Who is to staff these hospitals. Does anyone know?

Apparently, military personnel are to be used. They're going to be very busy, as they're also supposed to be doing the tests in schools. Hope nobody declares war.

growstuff Fri 01-Jan-21 19:26:40

Or needs help with flooding.

Whitewavemark2 Fri 01-Jan-21 19:28:41

3 years ago, the government was told in gory detail how unprepared the country was in the event of a pandemic, and were advised in full detail what was needed to be done.

They did nothing.

growstuff Fri 01-Jan-21 19:31:20

Pandemics are only for those pesky foreigners who eat exotic animals and/or hug and kiss like Italians.

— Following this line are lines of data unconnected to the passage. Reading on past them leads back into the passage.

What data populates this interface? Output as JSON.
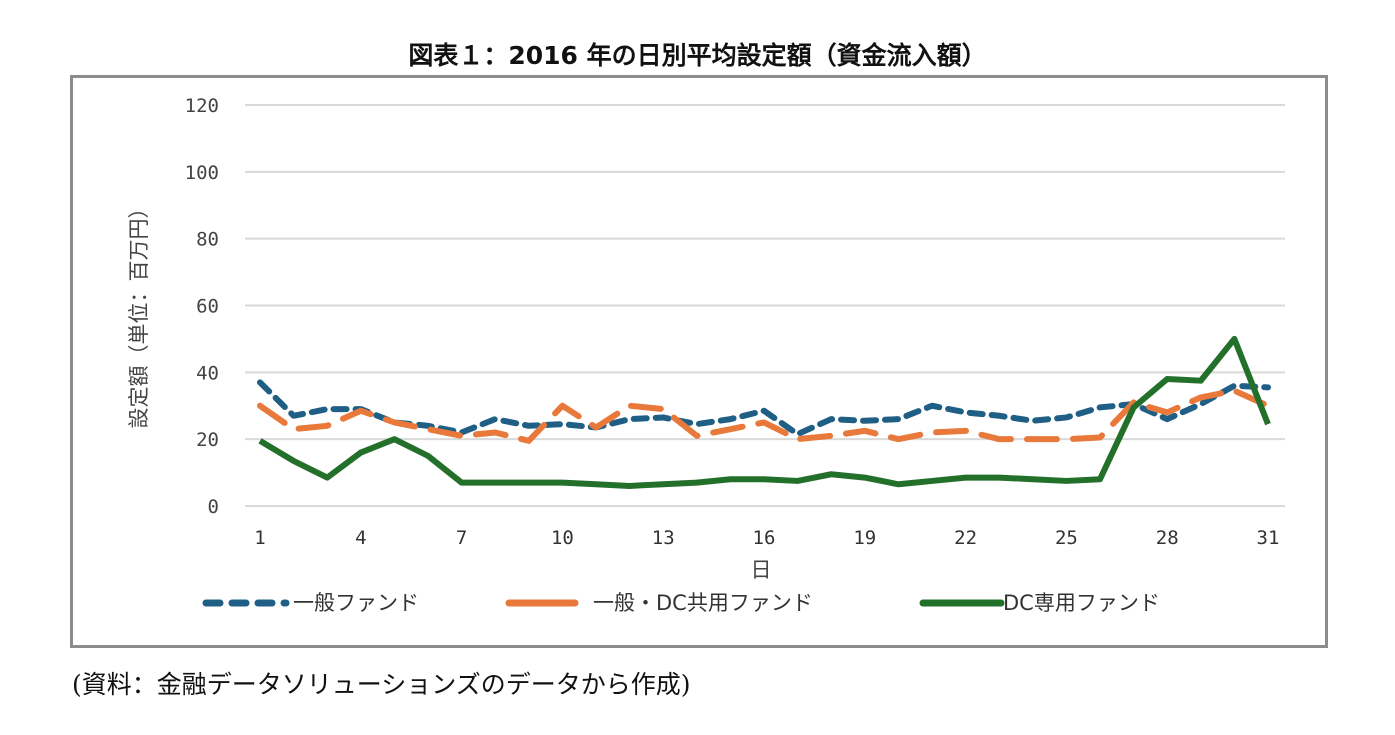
{
  "chart_data": {
    "type": "line",
    "title": "図表１：2016 年の日別平均設定額（資金流入額）",
    "xlabel": "日",
    "ylabel": "設定額（単位：百万円）",
    "ylim": [
      0,
      120
    ],
    "yticks": [
      0,
      20,
      40,
      60,
      80,
      100,
      120
    ],
    "xticks": [
      1,
      4,
      7,
      10,
      13,
      16,
      19,
      22,
      25,
      28,
      31
    ],
    "grid": true,
    "legend_position": "bottom",
    "x": [
      1,
      2,
      3,
      4,
      5,
      6,
      7,
      8,
      9,
      10,
      11,
      12,
      13,
      14,
      15,
      16,
      17,
      18,
      19,
      20,
      21,
      22,
      23,
      24,
      25,
      26,
      27,
      28,
      29,
      30,
      31
    ],
    "series": [
      {
        "name": "一般ファンド",
        "color": "#1f5f86",
        "style": "dotted",
        "values": [
          37,
          27,
          29,
          29,
          25,
          24,
          22,
          26,
          24,
          24.5,
          23.5,
          26,
          26.5,
          24.5,
          26,
          28.5,
          21.5,
          26,
          25.5,
          26,
          30,
          28,
          27,
          25.5,
          26.5,
          29.5,
          30.5,
          26,
          30.5,
          36,
          35.5
        ]
      },
      {
        "name": "一般・DC共用ファンド",
        "color": "#e8793a",
        "style": "dashed",
        "values": [
          30,
          23,
          24,
          28.5,
          25,
          23,
          21,
          22,
          19.5,
          30,
          23.5,
          30,
          29,
          21,
          23,
          25,
          20,
          21,
          22.5,
          20,
          22,
          22.5,
          20,
          20,
          20,
          20.5,
          31,
          28,
          32.5,
          34.5,
          30
        ]
      },
      {
        "name": "DC専用ファンド",
        "color": "#23702a",
        "style": "solid",
        "values": [
          19.5,
          13.5,
          8.5,
          16,
          20,
          15,
          7,
          7,
          7,
          7,
          6.5,
          6,
          6.5,
          7,
          8,
          8,
          7.5,
          9.5,
          8.5,
          6.5,
          7.5,
          8.5,
          8.5,
          8,
          7.5,
          8,
          29.5,
          38,
          37.5,
          50,
          24.5
        ]
      }
    ]
  },
  "caption": "(資料：金融データソリューションズのデータから作成)"
}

FarNorth Fri 01-Jan-21 19:32:02

A lot of nursing doesn't require special medical skills - it's to do with keeping patients clean and comfortable.
If the army is training personnel now, to do this work, that could take some strain off qualified nursing staff.

FarNorth Fri 01-Jan-21 19:33:25

And only a couple of weeks ago, our governments thought that 5 days of eased restrictions would be a good idea.

welbeck Fri 01-Jan-21 19:33:47

i would imagine that any military personnel with experience of intensive care are already being used in the nhs.
it takes 40-50 specialist staff to safely look after 10 ITU patients.
the current hosps are already under-staffed; how can they divert staff to nightingales.